2 おあずけ
サヴィトリは視線がさまようのを抑えられない。まばたきも不自然に増えてしまう。
やめてほしいのかこのまま続けてほしいのか、自分の鼓動の音がうるさく思考の邪魔をする。
(頭おかしくなりそうだ……)
今でさえ混乱の極みだというのに、これ以上続ければどうなるのかは想像もできない。どのように続くのかも想像の埒外だ。
だがサヴィトリの中に今までになかった欲も生まれていた。もっとカイラシュの体温が欲しいと身体の奥底がざわめいている。
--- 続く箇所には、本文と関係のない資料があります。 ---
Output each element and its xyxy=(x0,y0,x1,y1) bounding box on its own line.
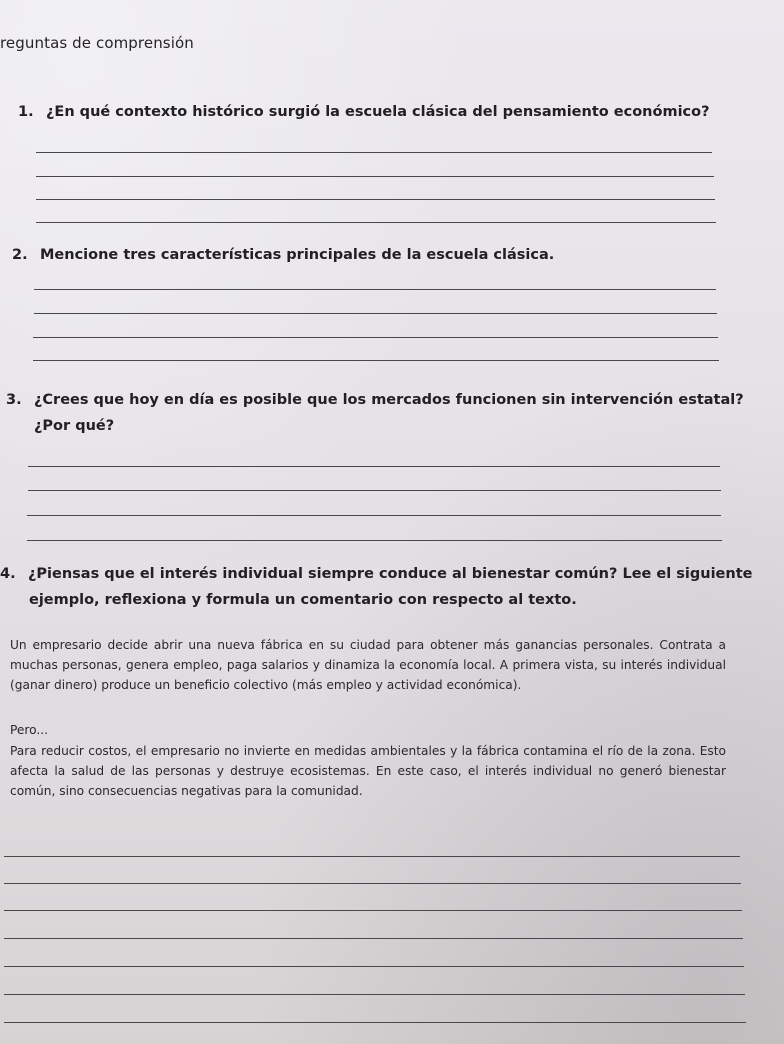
question-number: 4. xyxy=(0,566,16,582)
question-2 xyxy=(12,242,554,268)
answer-line[interactable] xyxy=(28,466,720,467)
reading-paragraph-2: Para reducir costos, el empresario no invierte en medidas ambientales y la fábrica contamina el río de la zona. Esto afecta la salud de las personas y destruye ecosistemas. En este caso, el interés individual no generó bienestar común, sino consecuencias negativas para la comunidad. xyxy=(10,744,726,798)
answer-line[interactable] xyxy=(36,176,714,177)
answer-line[interactable] xyxy=(33,337,718,338)
question-4 xyxy=(0,561,780,613)
answer-line[interactable] xyxy=(27,540,722,541)
answer-line[interactable] xyxy=(36,222,716,223)
answer-line[interactable] xyxy=(34,289,716,290)
question-text: ¿En qué contexto histórico surgió la escuela clásica del pensamiento económico? xyxy=(46,104,710,120)
question-number: 2. xyxy=(12,247,28,263)
answer-line[interactable] xyxy=(4,883,741,884)
question-text: ¿Piensas que el interés individual siempre conduce al bienestar común? Lee el siguiente xyxy=(28,566,753,582)
question-text: ¿Crees que hoy en día es posible que los mercados funcionen sin intervención estatal? xyxy=(34,392,744,408)
answer-line[interactable] xyxy=(4,910,742,911)
answer-line[interactable] xyxy=(33,360,719,361)
question-text-continued: ejemplo, reflexiona y formula un comentario con respecto al texto. xyxy=(29,592,577,608)
question-1 xyxy=(18,99,710,125)
answer-line[interactable] xyxy=(4,1022,746,1023)
answer-line[interactable] xyxy=(4,966,744,967)
question-text: Mencione tres características principales de la escuela clásica. xyxy=(40,247,555,263)
answer-line[interactable] xyxy=(36,199,715,200)
answer-line[interactable] xyxy=(4,938,743,939)
answer-line[interactable] xyxy=(28,490,721,491)
answer-line[interactable] xyxy=(34,313,717,314)
question-text-continued: ¿Por qué? xyxy=(34,418,115,434)
answer-line[interactable] xyxy=(4,856,740,857)
answer-line[interactable] xyxy=(36,152,712,153)
answer-line[interactable] xyxy=(4,994,745,995)
reading-paragraph-1: Un empresario decide abrir una nueva fábrica en su ciudad para obtener más ganancias personales. Contrata a muchas personas, genera empleo, paga salarios y dinamiza la economía local. A primera vista, su interés individual (ganar dinero) produce un beneficio colectivo (más empleo y actividad económica). xyxy=(10,638,726,692)
question-number: 3. xyxy=(6,392,22,408)
question-3 xyxy=(6,387,746,439)
reading-pero: Pero... xyxy=(10,723,49,737)
question-number: 1. xyxy=(18,104,34,120)
answer-line[interactable] xyxy=(27,515,721,516)
page-heading: reguntas de comprensión xyxy=(0,34,194,52)
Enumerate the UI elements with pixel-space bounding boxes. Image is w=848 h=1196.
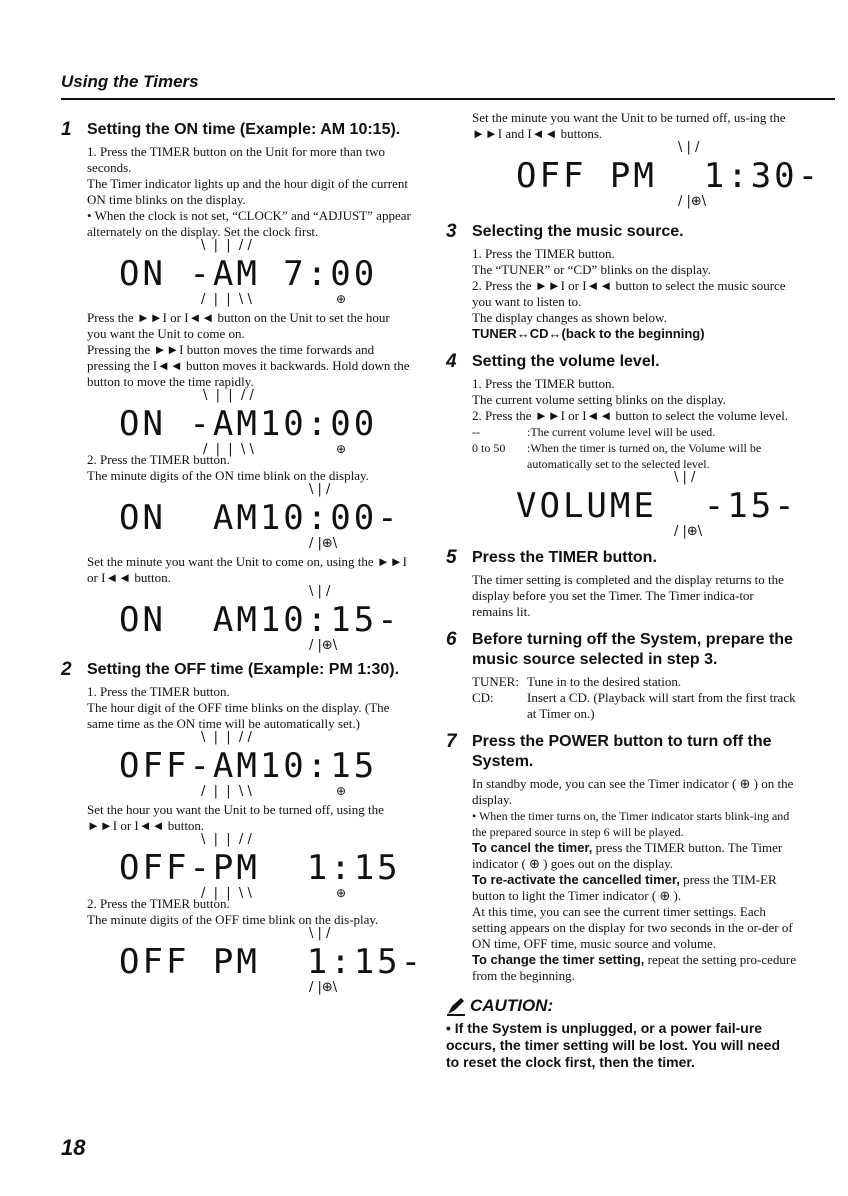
caution-block <box>446 996 796 1071</box>
timer-icon: ⊕ <box>336 886 347 900</box>
header-rule <box>61 98 835 100</box>
s2-instruction-1: 1. Press the TIMER button. <box>87 684 230 699</box>
s2-instruction-2: 2. Press the TIMER button. <box>87 896 230 911</box>
s7-text-1: In standby mode, you can see the Timer indicator ( ⊕ ) on the display. <box>472 776 794 807</box>
volume-option-row: 0 to 50 :When the timer is turned on, the Volume will be automatically set to the selected level. <box>472 441 762 471</box>
step-3-heading: 3 Selecting the music source. <box>446 221 684 242</box>
page-number: 18 <box>61 1135 86 1160</box>
timer-icon: ⊕ <box>336 292 347 306</box>
step-6-heading: 6 Before turning off the System, prepare the music source selected in step 3. <box>446 629 793 668</box>
lcd-display-on-am7: \ | | / / ON -AM 7:00 / | | \ \ ⊕ <box>119 238 378 307</box>
lcd-display-on-am1015: \ | / ON AM10:15- / |⊕\ <box>119 584 401 653</box>
s1-instruction-2b: The minute digits of the ON time blink on the display. <box>87 468 369 483</box>
change-timer-text: To change the timer setting, repeat the setting pro-cedure from the beginning. <box>472 952 796 983</box>
step-4-heading: 4 Setting the volume level. <box>446 351 660 372</box>
s3-instruction-1b: The “TUNER” or “CD” blinks on the display. <box>472 262 711 277</box>
s1-instruction-2: 2. Press the TIMER button. <box>87 452 230 467</box>
s1-instruction-1b: The Timer indicator lights up and the hour digit of the current ON time blinks on the display. <box>87 176 408 207</box>
source-prep-row: TUNER: Tune in to the desired station. <box>472 674 682 689</box>
s3-instruction-1: 1. Press the TIMER button. <box>472 246 615 261</box>
s2-text-2: Set the minute you want the Unit to be turned off, us-ing the ►►I and I◄◄ buttons. <box>472 110 786 141</box>
s1-text-4: Set the minute you want the Unit to come on, using the ►►I or I◄◄ button. <box>87 554 407 585</box>
cancel-timer-text: To cancel the timer, press the TIMER button. The Timer indicator ( ⊕ ) goes out on the display. <box>472 840 783 871</box>
source-sequence: TUNER↔CD↔(back to the beginning) <box>472 326 705 341</box>
lcd-display-off-am: \ | | / / OFF-AM10:15 / | | \ \ ⊕ <box>119 730 378 799</box>
s3-instruction-2: 2. Press the ►►I or I◄◄ button to select the music source you want to listen to. <box>472 278 786 309</box>
step-5-heading: 5 Press the TIMER button. <box>446 547 657 568</box>
s4-instruction-1b: The current volume setting blinks on the display. <box>472 392 727 407</box>
right-column <box>446 110 822 1071</box>
reactivate-timer-text: To re-activate the cancelled timer, press the TIM-ER button to light the Timer indicator ( ⊕ ). <box>472 872 777 903</box>
s4-instruction-2: 2. Press the ►►I or I◄◄ button to select the volume level. <box>472 408 789 423</box>
s2-instruction-1b: The hour digit of the OFF time blinks on the display. (The same time as the ON time will be automatically set.) <box>87 700 390 731</box>
page-header: Using the Timers <box>61 72 199 91</box>
timer-icon: ⊕ <box>336 442 347 456</box>
caution-pencil-icon <box>446 996 466 1016</box>
caution-text: • If the System is unplugged, or a power fail-ure occurs, the timer setting will be lost. You will need to reset the clock first, then the timer. <box>446 1020 780 1070</box>
caution-label: CAUTION: <box>470 996 554 1015</box>
s4-instruction-1: 1. Press the TIMER button. <box>472 376 615 391</box>
s1-text-2: Press the ►►I or I◄◄ button on the Unit to set the hour you want the Unit to come on. <box>87 310 390 341</box>
s5-text: The timer setting is completed and the display returns to the display before you set the Timer. The Timer indica-tor remains lit. <box>472 572 784 619</box>
lcd-display-off-pm-minutes: \ | / OFF PM 1:15- / |⊕\ <box>119 926 425 995</box>
reactivate-timer-detail: At this time, you can see the current timer settings. Each setting appears on the display for two seconds in the or-der of ON time, OFF time, music source and volume. <box>472 904 793 951</box>
lcd-display-on-am10: \ | | / / ON -AM10:00 / | | \ \ ⊕ <box>119 388 378 457</box>
s1-instruction-1: 1. Press the TIMER button on the Unit for more than two seconds. <box>87 144 386 175</box>
step-1-heading: 1 Setting the ON time (Example: AM 10:15). <box>61 119 401 140</box>
step-2-heading: 2 Setting the OFF time (Example: PM 1:30). <box>61 659 400 680</box>
timer-icon: ⊕ <box>336 784 347 798</box>
lcd-display-volume: \ | / VOLUME -15- / |⊕\ <box>516 470 798 539</box>
s1-text-3: Pressing the ►►I button moves the time forwards and pressing the I◄◄ button moves it backwards. Hold down the button to move the time rapidly. <box>87 342 410 389</box>
step-7-heading: 7 Press the POWER button to turn off the System. <box>446 731 772 770</box>
source-prep-row: CD: Insert a CD. (Playback will start from the first track at Timer on.) <box>472 690 796 721</box>
lcd-display-off-pm130: \ | / OFF PM 1:30- / |⊕\ <box>516 140 822 209</box>
lcd-display-on-minutes: \ | / ON AM10:00- / |⊕\ <box>119 482 401 551</box>
lcd-display-off-pm-hour: \ | | / / OFF-PM 1:15 / | | \ \ ⊕ <box>119 832 401 901</box>
left-column <box>61 110 425 998</box>
volume-option-row: -- :The current volume level will be used. <box>472 425 716 439</box>
s2-instruction-2b: The minute digits of the OFF time blink on the dis-play. <box>87 912 379 927</box>
s1-bullet: • When the clock is not set, “CLOCK” and “ADJUST” appear alternately on the display. Set the clock first. <box>87 208 411 239</box>
s7-bullet: • When the timer turns on, the Timer indicator starts blink-ing and the prepared source in step 6 will be played. <box>472 809 790 839</box>
s2-text-1: Set the hour you want the Unit to be turned off, using the ►►I or I◄◄ button. <box>87 802 384 833</box>
s3-instruction-2b: The display changes as shown below. <box>472 310 667 325</box>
サヴィトリはカイラシュの胸板に手を当て、その上から額を押しつけた。
「サヴィトリ様?」
「……うー、もしここでやめるって言わなかったらどうなる?」
「人には言えないあんなことやこんなことやそんなことをいたします」
カイラシュの手がサヴィトリの背中をゆっくりと撫であげる。
「じゃあやめる」
サヴィトリは両手を突っ張ってカイラシュを押しのけた。
予想通りの行動だったのか、カイラシュは即座にサヴィトリの腕をとって自分の首にかけさせた。慇懃な微笑みを浮かべる。
「お断りします」
「従うってさっき言ったろう!」
「意に沿わぬご命令は聞き入れられません」
「私は心からやめろって言ったんだ!」
「わかりました。これ以上くちづけはいたしません。次の段階に移らせていただきます」
「おい」
「『思いが通じ、くちづけを交わしたなら最後まで突っ走れ』がクベラの流儀にございます」
「私はクベラの流儀など知らない!」
「次代のタイクーンではありませんか」
「それとこれとは別だ!」
「では、身をもってクベラの流儀を体験していただきましょう」
「っ、どこ触ってるんだ! やめろ脱がすな!」
「寝る時はいつも全裸でしょう?」
「他人の揚げ足ばかり取って……! 何がしたいんだお前は!」
「サヴィトリ様が欲しい。それだけです」
カイラシュは急に声のトーンを落とし、請うようにサヴィトリの瞳を見つめた。
この瞳にサヴィトリは弱かった。本心で言ってるにせよからかっているにせよ、この瞳に見つめられると自分の意思などたやすく流されてしまう。
「……わかりました」
カイラシュは目蓋を伏せ、深く息を吐いた。
「カイ――」
言いかけたサヴィトリの唇に、カイラシュは人差し指を押し当ててふさぐ。
「おあずけされたほうが俄然燃えるのでどうぞお気遣いなく。その代わり……」
「その代わり?」
「今夜、一緒にいてくださいませんか。独りでは、眠れそうにないので」
カイラシュは恥ずかしそうに声をひそめて言った。
普段の要求の方がよほど恥ずかしいことを言っているのに、とサヴィトリは不思議でならない。
気弱なカイラシュには手を差し伸べずにはいられない可愛らしさがあった。
いいよ、とカイラシュにだけ聞こえる声で囁き、サヴィトリはカイラシュの手を握った。
シングルベッドは二人で寝るにはせまい。ベッドから落ちないように向かい合う形で身を寄せ合った。
相手の体温や鼓動、息遣いが伝わってくる。身じろぎするだけでベッドが軋む。
「……提案したのはわたくしですが、むごい方ですね、サヴィトリ様は」
カイラシュは指先に自分の髪を巻きつけ、ため息混じりに言った。
髪をほどいたカイラシュからは甘く瑞々しい花の香りがする。髪に使用している香油だろうか。
「シングルなんだから仕方がないだろう。カイの身長が無駄にでかいのが悪い」
「本当に、むごい方です」
カイラシュはうずめるようにサヴィトリの髪にくちづけ、身体を抱き寄せた。
(これでは寝返りも打てないな。ちょっと動いただけでも落ちそうだけれど)
サヴィトリは目蓋を閉じた。
誰かと一緒に寝るのは何年振りだろう。
子供の頃はクリシュナやナーレンダと一緒だったが、いつから一人で寝るようになったのか。
ぼんやりと記憶をたどっているうちに、意識はぬくもりに溶けていった。